Le devenir des cendres après la crémation

L’inhumation ou la dispersion des cendres après la crémation sont soumises à des règles juridiques très strictes, précisées par la loi du 19 décembre 2008.

Une pratique en progression constante

En 1975, seules 0, 4 % (soit 2300 des inhumations) des obsèques prenaient la forme d’une crémation. Les derniers chiffres de l’Insee date de 2013, et indiquent que 191 500 crémations ont été pratiquées, ce qui représente 33, 64 % des cas. Le problème de la réglementation relative à la dispersion des cendres se pose donc de façon plus pressante.

La loi du 19 décembre 2008 est venue apporter quelques précisions à ce sujet.

L’autorisation du maire

Le dépôt ou l’inhumation de l’urne (respectivement dans le columbarium d’un cimetière et à l’intérieur d’un caveau funéraire), comme la dispersion des cendres dans un cimetière ou « site cinéraire » (tel les « jardins du souvenir » spécialement conçus à cet effet), ne peuvent être effectués que sur autorisation du maire.

L’un comme l’autre impliquent le versement d’une taxe d’inhumation. Enfin, il est possible de sceller une urne sur un monument funéraire, également après autorisation. Les urnes en matériau fragile, comme le verre ou la porcelaine, ne sont pas admises.

La déclaration auprès du maire

Le dépôt ou l’inhumation de l’urne comme la dispersion des cendres dans une propriété privée, ou plus largement hors du cimetière, ne peuvent être effectués qu’après déclaration auprès du maire de la commune où ont lieu les obsèques. Dans toutes ces hypothèses, la volonté du défunt doit être clairement manifestée conformément au décret du 12 mars 2007.
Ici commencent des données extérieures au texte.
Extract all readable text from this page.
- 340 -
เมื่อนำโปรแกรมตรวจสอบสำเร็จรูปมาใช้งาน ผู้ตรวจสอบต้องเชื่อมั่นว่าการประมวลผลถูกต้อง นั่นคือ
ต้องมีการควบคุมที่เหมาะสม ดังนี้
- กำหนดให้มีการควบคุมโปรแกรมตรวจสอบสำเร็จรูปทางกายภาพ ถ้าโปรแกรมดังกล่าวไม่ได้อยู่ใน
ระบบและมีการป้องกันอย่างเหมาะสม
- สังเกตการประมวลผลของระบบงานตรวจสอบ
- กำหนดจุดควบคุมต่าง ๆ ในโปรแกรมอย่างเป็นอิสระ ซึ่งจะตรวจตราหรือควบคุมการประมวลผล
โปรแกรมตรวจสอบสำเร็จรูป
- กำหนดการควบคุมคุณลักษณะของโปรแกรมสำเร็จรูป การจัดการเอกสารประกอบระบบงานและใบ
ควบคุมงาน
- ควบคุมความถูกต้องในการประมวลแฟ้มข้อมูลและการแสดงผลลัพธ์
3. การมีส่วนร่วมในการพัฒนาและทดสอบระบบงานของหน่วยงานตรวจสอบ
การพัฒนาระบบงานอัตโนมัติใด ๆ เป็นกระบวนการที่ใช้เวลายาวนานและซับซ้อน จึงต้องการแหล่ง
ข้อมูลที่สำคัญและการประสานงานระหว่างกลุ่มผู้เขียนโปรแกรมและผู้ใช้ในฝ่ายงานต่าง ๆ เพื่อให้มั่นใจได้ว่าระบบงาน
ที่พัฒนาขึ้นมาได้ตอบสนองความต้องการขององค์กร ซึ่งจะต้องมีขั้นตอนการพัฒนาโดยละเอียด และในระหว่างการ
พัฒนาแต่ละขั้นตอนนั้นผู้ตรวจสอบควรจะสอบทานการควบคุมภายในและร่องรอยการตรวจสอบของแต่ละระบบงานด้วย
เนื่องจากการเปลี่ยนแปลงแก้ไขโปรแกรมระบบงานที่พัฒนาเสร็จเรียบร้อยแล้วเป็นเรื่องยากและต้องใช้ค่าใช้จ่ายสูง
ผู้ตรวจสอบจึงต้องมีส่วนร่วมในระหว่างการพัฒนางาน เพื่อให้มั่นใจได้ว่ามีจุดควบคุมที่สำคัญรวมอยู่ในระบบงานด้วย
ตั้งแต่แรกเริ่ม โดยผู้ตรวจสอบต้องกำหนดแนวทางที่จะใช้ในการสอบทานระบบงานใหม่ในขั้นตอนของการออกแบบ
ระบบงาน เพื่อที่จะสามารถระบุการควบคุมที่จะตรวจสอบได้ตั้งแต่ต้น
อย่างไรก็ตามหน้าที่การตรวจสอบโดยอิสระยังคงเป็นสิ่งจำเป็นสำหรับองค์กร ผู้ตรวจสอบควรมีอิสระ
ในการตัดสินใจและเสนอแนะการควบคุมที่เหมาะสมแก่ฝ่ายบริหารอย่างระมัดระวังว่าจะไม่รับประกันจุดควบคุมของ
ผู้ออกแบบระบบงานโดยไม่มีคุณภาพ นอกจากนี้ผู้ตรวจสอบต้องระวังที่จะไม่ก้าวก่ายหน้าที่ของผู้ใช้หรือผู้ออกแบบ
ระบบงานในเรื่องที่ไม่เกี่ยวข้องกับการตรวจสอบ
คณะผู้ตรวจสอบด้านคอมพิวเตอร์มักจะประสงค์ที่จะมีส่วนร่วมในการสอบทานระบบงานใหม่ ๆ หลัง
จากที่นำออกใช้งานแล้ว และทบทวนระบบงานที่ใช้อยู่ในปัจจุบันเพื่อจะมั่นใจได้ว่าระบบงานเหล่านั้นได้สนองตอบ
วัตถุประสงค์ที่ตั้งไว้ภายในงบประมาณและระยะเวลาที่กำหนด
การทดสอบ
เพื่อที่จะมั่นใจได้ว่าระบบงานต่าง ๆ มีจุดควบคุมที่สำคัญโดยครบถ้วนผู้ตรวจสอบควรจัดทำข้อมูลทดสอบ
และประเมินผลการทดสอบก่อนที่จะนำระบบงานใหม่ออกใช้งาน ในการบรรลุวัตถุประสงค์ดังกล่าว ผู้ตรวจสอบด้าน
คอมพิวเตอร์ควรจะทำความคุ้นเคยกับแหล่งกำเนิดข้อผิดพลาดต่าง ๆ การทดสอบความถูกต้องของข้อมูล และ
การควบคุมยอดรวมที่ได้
Il est donc également nécessaire de procéder à cette déclaration lorsque les cendres sont conservées dans une urne au domicile d’un particulier ou inhumées dans une propriété privée. Cette même déclaration auprès du maire du lieu de dispersion est requise pour répandre les cendres en mer. À noter que la dispersion des cendres sur la voie publique ou dans un jardin public est interdite. Les fleuves et rivières sont assimilés à des voies publiques.

Les situations particulières

Lors de la perte d’un être cher, les membres de la famille ont souvent des idées très précises sur la destination des cendres du défunt. Ainsi, il est courant de souhaiter disperser les cendres en mer. Il est parfaitement possible d’y procéder par voie aérienne ou à bord d’un bateau.

Autre cas particulier : l’envoi des cendres à l’étranger

Dans cette hypothèse, l’autorisation de transport des cendres en dehors du territoire métropolitain ou d’un département d’outre-mer est délivrée par le préfet du département où a eu lieu la fermeture du cercueil.